As demand for unmanned military vehicles grows, smaller, lighter and more powerful batteries will be needed.

Batteries serve a number of crucial functions in unmanned military vehicles. In some cases, a battery is needed to start the vehicle motor and support large electrical loads. In other applications, batteries serve as the only energy storage on the platform.

“In these fully electric cases, the battery is the determining factor to the vehicle performance,” says Jim Hess, defense sales director for Saft America’s Space & Defense Division. “Range and capability are defined by the battery selection.”

According to Hess, the number of batteries needed is dependent on the functions needed in each vehicle. “[We have] supplied batteries for unmanned vehicles smaller than a cell phone to battery systems larger than a refrigerator,” he explains.

Many unmanned vehicles are designed to use standard-form U.S. Dept. of Defense batteries, such as Saft's BA5590 or BB2590. The batteries are used in a wide variety of unmanned air and ground vehicles, as well as ground support stations. Ground vehicles range is size from small robots to large devices like the Crusher, a 6.5-ton vehicle that uses six electric motors embedded in each wheel. Large primary lithium and lithium-ion batteries are also used in various types of underwater vehicles.

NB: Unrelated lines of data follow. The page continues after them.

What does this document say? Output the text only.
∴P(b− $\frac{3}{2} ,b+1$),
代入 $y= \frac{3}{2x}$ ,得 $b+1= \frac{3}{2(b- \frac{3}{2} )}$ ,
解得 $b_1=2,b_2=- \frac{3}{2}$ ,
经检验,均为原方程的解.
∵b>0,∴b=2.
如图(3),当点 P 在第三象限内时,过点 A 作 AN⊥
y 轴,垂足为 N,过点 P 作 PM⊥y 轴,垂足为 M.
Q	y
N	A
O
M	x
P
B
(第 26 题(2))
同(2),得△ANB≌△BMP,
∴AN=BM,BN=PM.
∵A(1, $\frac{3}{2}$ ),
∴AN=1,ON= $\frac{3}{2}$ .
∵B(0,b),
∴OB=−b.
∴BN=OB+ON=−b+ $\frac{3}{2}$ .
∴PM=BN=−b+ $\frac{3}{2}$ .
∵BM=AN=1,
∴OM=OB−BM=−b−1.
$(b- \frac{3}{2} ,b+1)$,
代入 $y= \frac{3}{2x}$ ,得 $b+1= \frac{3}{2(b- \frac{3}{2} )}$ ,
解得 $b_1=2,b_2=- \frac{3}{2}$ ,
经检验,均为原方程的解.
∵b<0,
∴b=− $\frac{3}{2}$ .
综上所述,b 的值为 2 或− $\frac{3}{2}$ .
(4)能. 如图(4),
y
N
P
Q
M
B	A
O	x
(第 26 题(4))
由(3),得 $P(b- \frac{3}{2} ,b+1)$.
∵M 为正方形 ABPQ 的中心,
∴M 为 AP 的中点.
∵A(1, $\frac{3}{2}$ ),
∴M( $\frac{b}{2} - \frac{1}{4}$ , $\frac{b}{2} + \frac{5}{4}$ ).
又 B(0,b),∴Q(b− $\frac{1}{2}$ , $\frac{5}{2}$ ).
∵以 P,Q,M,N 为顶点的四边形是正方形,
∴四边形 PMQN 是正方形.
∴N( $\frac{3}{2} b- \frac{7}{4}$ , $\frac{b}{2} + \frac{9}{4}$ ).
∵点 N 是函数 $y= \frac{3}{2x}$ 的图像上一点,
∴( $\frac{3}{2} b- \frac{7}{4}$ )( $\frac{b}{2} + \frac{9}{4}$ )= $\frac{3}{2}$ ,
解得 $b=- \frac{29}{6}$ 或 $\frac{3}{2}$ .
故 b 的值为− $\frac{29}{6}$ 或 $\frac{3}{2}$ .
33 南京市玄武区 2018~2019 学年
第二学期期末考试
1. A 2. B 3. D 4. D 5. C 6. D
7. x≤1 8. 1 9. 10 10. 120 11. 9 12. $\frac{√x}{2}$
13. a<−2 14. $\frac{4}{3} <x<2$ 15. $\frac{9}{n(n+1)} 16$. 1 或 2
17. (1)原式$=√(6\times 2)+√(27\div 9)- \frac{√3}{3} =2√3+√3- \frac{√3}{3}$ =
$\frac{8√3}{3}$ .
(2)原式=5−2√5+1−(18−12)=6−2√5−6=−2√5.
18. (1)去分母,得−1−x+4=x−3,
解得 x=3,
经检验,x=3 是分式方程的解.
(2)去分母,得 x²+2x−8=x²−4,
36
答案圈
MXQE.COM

As demand for unmanned vehicles grows in the future, smaller, lighter and more powerful batteries will become more critical. “Batteries will continue and even increase their key role on unmanned vehicles,” claims Hess. “We see even more need for sophisticated battery systems that can report state-of-charge and other key parameters to the host vehicle.

“Our customers are developing even more powerful systems with larger energy needs,” Hess points out. “We are always pushing and developing smaller, lighter and more powerful electrochemistry.”